O ministro seguiu: “na hipótese de impossibilidade de adoção das medidas supra, que haja conversão de medidas de internação em internações domiciliares; alternativamente, a adoção justificada pelo magistrado das diretrizes sucessivas constantes do pedido inicial […]”.
O Habeas Corpus foi impetrado pela Defensoria Pública do Espírito Santo (DPES), tendo como amicus curiae o Instituto Conectas Direitos Humanos, o Instituto Brasileiro de Ciências Criminais e o Instituto Alana .
O ministro solicitou ainda que o Conselho Nacional de Justiça (CNJ) fosse oficiado, solicitando informações sobre a taxa média de ocupação nas unidades de execução de medida socioeducativa de internação dos estados e que seja encaminhado o relatório do cadastro nacional de adolescentes em conflito com a lei enviado pelo juízo de direito competente para execução da Unis Norte de Linhares/ES, a partir do ano de 2015. Por fim, que no prazo de até 30 dias, informe o juiz da execução para a medida socioeducativa, pormenorizadamente, quanto ao cumprimento desta decisão.
O habeas corpus 143.988/ES solicitava que o Estado se adequasse à capacidade máxima prevista para a unidade, condicionando o ingresso de qualquer novo adolescente à saída de outro interno. A DPES também denunciava uma série de violações, como a não separação dos internos por idade ou tipo de ato infracional cometido, além de maus-tratos e tortura por parte de agentes socioeducativos.
Desde 2015
O habeas corpus, impetrado em 2015, apontava que a unidade tinha 210 adolescentes em local com capacidade para 60. A ação pedia que o Instituto de Atendimento Socioeducativo do Estado (Iases) fixasse um limite no número de adolescentes que podem cumprir medida na unidade. A unidade de Linhares atende a 30 municípios da região norte e noroeste e tem mais de 300 internos.

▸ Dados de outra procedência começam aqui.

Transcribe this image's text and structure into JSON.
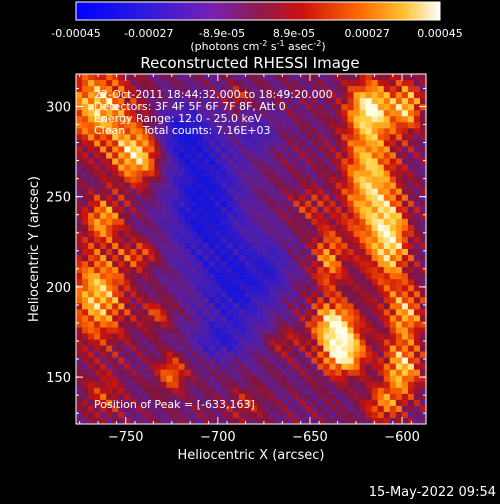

A demora e a negação do HC impetrado pela DPES geraram uma denúncia na Corte Interamericana de Direitos Humanos por violações na mesma unidade. Como existia risco à vida e à integridade física e psicológica dos jovens, a Defensoria e as entidades de direitos humanos resolveram apelar à ajuda das cortes internacionais. Nesse caso, o Núcleo da Infância e Juventude da DPES, o Centro de Defesa de Direitos Humanos de Serra (CDDH) e o Comitê Estadual para Prevenção a Tortura no Espírito Santo (Cepet/ES) encaminharam a petição apresentando a Unis Norte à Comissão Interamericana de Direitos Humanos (CIDH). O motivo: graves violações de direitos humanos, que não tiveram intervenção da Justiça brasileira.
“Destacamos que as via ordinárias internas foram adotadas, contudo, sem o êxito e a celeridade que a situação exigia, razão pela qual restou a via interamericana para que seja resguardados os direitos dos internos. Pensamos que, apesar das limitações inerentes à nossa estrutura, conseguiremos, ao menos em parte, dar visibilidade aos invisíveis, de forma a cumprir o mandamento constitucional do artigo 134 e as disposições da Convenção Americana de DHs”, disse o texto da Defensoria, de maio deste ano.
Mortes e feridos
No ano passado, a situação da unidade se agravou, mesmo com o aumento para 90 vagas. Em novembro, ocorreu uma tentativa de homicídio e a unidade estava com 235 internos em local que sequer tem alvará de funcionamento do Corpo de Bombeiros. O adolescente agredido foi atingido por vários golpes de objeto perfurocortante dentro da unidade e levado para atendimento médico no Hospital Geral de Linhares (HGL).
Em dezembro de 2016, outra intercorrência. Um adolescente da Unis Norte que cumpria medida socioeducativa por ato infracional equivalente ao crime de homicídio, foi morto por espancamento por outros internos. A superlotação, o baixo efetivo de agentes socioeducativos e o loteamento político no sistema contribuem para aumentar a violência nas unidades.